No one seems to ask where we can come up with the money for this enterprise. Perhaps, if we had death panels for the healthy AND the sick, we would find a way to afford whatever we think the uninsured and underinsured deserve.

caheidelberger said...

(Thad, are you saying you want to scale back the federal government so that Pierre can tax us even more? You want bigger state government?)

Michael Sanborn said...

I can talk with a straight face. I am not a fan of all that dough coming into the state...makes us look...needy.

I thought Mt. Rushmore looked better before KKK member and Nazi sympathizer Gutzon Borglum started blasting away at it.

As for the "appropriated" Black Hills, it just goes to show the value of negotiated settlements. I've been one for conquering for a long time.

The rest of the country NEEDS I-90 and other north-south corridors.

Ellsworth AFB is part of the constitutional admonition that government shall provide for the common defense.

I'm no bigger fan of the government being in the timber industry than I am of it being in the farm industry.

Ethanol is a joke...costing a good deal more in fossil fuels to make a gallon of it that it returns in BTUs.

One of the reasons the state receives so much Federal funding has to do with the Indian reservations within our borders and I receive no benefit from that money. For that matter, damned few on the reservations receive much benefit from those monetary black holes.

I'll give you the park system, the highway system and the defense system. I do NOT agree that all those systems are run properly or managed in a manner that anyone could say is responsible.

Everything else is subject to an objective look at how to whack it.

We are all living with the mistakes of those who preceded us.
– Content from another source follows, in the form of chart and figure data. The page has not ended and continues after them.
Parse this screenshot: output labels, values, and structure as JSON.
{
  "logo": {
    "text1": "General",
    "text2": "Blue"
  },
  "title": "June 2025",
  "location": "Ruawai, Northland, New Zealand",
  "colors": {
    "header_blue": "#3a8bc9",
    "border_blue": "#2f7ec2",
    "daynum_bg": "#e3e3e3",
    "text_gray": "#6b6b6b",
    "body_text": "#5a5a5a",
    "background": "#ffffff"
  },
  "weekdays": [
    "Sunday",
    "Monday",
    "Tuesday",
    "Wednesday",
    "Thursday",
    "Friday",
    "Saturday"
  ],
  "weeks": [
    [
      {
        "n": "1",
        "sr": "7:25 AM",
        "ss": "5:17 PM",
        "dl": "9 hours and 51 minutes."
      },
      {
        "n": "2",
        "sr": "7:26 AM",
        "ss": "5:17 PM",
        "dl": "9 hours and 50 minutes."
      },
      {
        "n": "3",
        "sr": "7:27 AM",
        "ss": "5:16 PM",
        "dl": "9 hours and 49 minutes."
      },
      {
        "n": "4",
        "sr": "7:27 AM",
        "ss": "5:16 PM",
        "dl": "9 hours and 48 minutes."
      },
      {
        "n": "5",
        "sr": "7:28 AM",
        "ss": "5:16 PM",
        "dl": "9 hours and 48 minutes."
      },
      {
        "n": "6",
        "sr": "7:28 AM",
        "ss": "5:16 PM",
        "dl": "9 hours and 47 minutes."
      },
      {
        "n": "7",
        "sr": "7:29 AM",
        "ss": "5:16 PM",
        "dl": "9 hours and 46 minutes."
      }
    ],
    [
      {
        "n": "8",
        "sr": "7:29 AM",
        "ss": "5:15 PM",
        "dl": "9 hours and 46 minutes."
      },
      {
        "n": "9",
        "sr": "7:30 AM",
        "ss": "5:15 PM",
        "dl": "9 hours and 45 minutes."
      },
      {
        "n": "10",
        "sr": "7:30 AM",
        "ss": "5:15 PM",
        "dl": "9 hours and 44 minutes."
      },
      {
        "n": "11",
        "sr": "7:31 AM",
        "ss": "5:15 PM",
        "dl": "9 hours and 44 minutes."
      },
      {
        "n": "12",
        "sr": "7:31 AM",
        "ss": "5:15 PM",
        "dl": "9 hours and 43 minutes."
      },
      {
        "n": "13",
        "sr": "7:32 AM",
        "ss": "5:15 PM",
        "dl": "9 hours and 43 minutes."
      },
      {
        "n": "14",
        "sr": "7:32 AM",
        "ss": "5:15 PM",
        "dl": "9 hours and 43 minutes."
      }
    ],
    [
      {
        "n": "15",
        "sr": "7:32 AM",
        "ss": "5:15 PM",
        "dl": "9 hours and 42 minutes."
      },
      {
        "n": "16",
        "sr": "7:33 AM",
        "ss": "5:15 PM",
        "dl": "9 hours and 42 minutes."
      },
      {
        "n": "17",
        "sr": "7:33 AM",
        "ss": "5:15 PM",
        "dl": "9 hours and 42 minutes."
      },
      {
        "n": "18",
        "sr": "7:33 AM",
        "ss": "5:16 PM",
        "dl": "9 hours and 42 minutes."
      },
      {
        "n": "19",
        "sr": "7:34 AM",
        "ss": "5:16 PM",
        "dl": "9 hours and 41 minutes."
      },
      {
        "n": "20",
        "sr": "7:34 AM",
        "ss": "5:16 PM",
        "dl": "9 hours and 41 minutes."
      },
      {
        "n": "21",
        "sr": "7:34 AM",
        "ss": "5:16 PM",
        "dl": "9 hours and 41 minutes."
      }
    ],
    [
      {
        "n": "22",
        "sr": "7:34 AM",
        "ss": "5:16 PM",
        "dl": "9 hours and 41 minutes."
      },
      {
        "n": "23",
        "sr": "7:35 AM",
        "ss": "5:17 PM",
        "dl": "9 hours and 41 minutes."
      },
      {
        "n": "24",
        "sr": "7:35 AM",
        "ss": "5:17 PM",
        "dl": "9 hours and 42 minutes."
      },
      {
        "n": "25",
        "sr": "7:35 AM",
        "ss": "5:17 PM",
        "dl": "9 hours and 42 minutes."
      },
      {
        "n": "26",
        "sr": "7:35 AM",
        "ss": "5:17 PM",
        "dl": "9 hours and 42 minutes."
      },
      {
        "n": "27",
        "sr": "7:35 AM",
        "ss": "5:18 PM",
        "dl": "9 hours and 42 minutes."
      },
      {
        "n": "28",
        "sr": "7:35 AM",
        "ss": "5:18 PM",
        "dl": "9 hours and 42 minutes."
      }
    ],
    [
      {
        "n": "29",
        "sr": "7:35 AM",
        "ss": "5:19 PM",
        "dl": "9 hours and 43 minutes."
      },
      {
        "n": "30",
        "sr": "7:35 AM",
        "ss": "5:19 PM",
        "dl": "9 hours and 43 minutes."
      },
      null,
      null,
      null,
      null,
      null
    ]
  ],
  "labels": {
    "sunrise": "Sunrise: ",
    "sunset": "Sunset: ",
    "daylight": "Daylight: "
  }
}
I think everyone, including South Dakota would be better off if we looked for ways to reduce the amount of money we need from our federal government, rather than try to find a way to tear up I-90 every year so Johnson, Thune and Sandlin could quit bragging about how much pork they've slopped into our pot.

Steve Sibson said...

"South Dakota consistently gets back far more money from the Fed than it ever, ever pays in in tax revenue."

And you don't care if that is unconstitutional?

Bill Fleming said...

There goes Sibby with another one of his "have you stopped beating your wife yet?" style of questions.

They really don't deserve an answer Steve.

I'd rather hear YOU, and Mike, and Thad answer David N. and Cory H.'s excellent questions.

But I warn you, Stevie, you'll have to take off your tin foil hat and put on your thinking cap if you're going to do them justice, little brother.

Michael Sanborn said...


That's what I was looking for when I started this post.

I don't disagree that some of the money for universal health care might be found in the waste we now have in the military budget.

I am a HUGE fan of Colin Powell and while he supported the Afghanistan adventure, he was pretty outspoken about Iraq and it cost him his job...the second dumbest thing Bush ever did.

But, if I concede that there is waste in the military, will you concede that there is waste in domestic social programs that could be found to cover these costs, rather than just sacking my grandchildren with an atrocious invoice?

It's a bipartisan step in the right direction. Of course it's not a solution. But solutions come in baby steps. And in the case of Congress, baby bug steps.

I think the Federal government has way overstepped its bounds in many areas concerning states rights. Obviously, some essentials of government need to be paid for...part of which the Feds pay for; part of which the state pays for. Identify which is which and tax accordingly

Steve Sibson said...

"They really don't deserve an answer Steve."

That may be right, but all Americans deserve an answer. So Bill, why do you hate the Constitution, the DOI,and the Bible? All are foundational to America's freedoms. Or is this too deep for a decorum forum?

Bill Fleming said...

Yeah Sibby, it's too deep. My bullshit waders only come up to my armpits.

Bill Fleming said...

Sibby, why do you hate?

Taunia Adams said...


(I want to see the response to BF's question to Sibby, why do you hate?)